Chronik | Wien 05.12.2011

ÖVP: Wien verzichtet auf EU-Gelder

Weil Bauprojekte am Gürtel auf Eis liegen, entgehen der Stadt laut ÖVP Millionen an Förderungen. Das Büro Vassilakou weist das zurück.

Eine spektakuläre Holzbrücke für Fußgänger und Radfahrer am Margaretengürtel. Eine schwebende Verbindung über der U6 bei der Burggasse. Und ein geschwungenes Dach mit bunten LED-Anzeigen bei der Volksoper. Der damalige Planungsstadtrat Rudolf Schicker (SP) sorgte für Aufsehen, als er im Vorjahr das Projekt "Gürtelfinale" präsentierte. Das Ziel: Die Verwandlung der tristen Gürtel-Verkehrshölle in einen fußgängerfreundlichen Raum mit architektonisch anspruchsvollen Akzenten. Damit sollte auch die Barriere aufgebrochen werden, die der Gürtel zwischen den angrenzenden Bezirken bildet.

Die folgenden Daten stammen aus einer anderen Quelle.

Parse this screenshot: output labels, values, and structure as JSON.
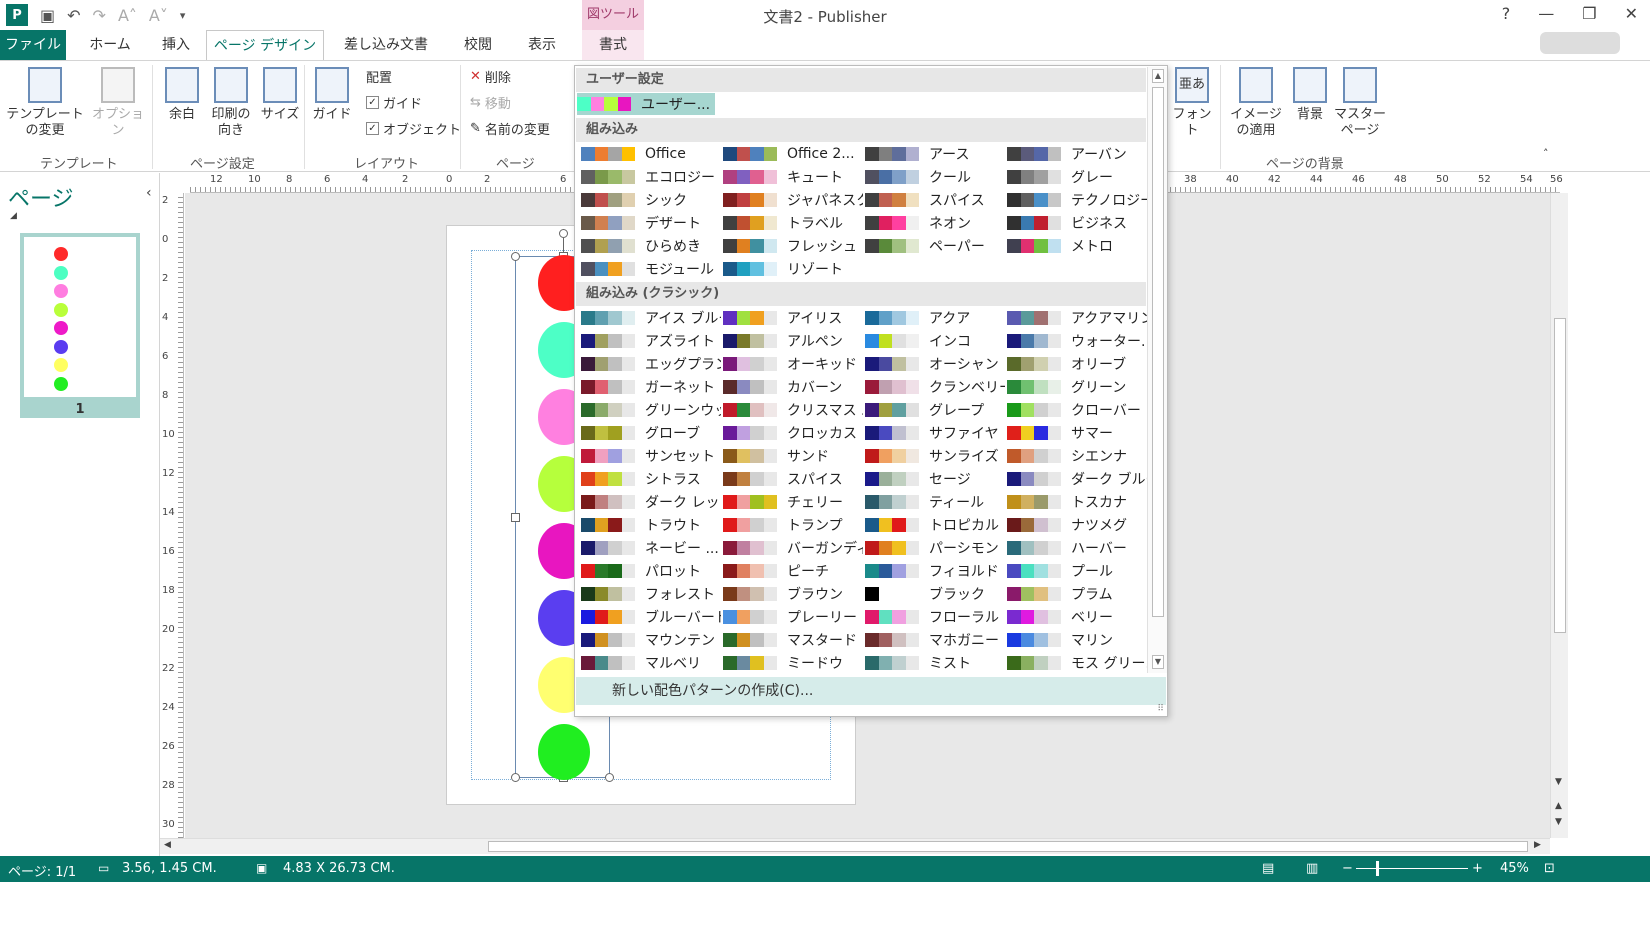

Mittlerweile ist klar: Von den hochtrabenden Plänen wird nur ein kleiner Teil umgesetzt. Damit gehen der Stadt enorme Summen an EU-Fördermitteln durch die Lappen, kritisiert ÖVP- Planungssprecher Bernhard Dworak.

Förderung

Kommt nicht: Der Nutzen der Fußgänger- und Radfahrerbrücke am Margaretengürtel wird angezweifelt.
© Bild: Knippers Helbig KHing

Zwischen 2007 und 2013 stünden Wien insgesamt 25 Millionen Euro aus dem Europäischen Fonds für regionale Entwicklung zur Verfügung. Das Geld steht aber nur dann bereit, wenn die Stadt Mittel in gleicher Höhe zuschießt.

Gerade die Hälfte der Fördermittel sei derzeit bereits für Projekte gebunden. "In Zeiten knapper werdender Mittel wäre es fahrlässig, auf die restlichen Gelder zu verzichten", sagt Dworak. Er dringt daher auf die Umsetzung des Projekts Gürtelfinale. Zwei bis vier Millionen Euro könnte es allein dafür an Förderungen geben.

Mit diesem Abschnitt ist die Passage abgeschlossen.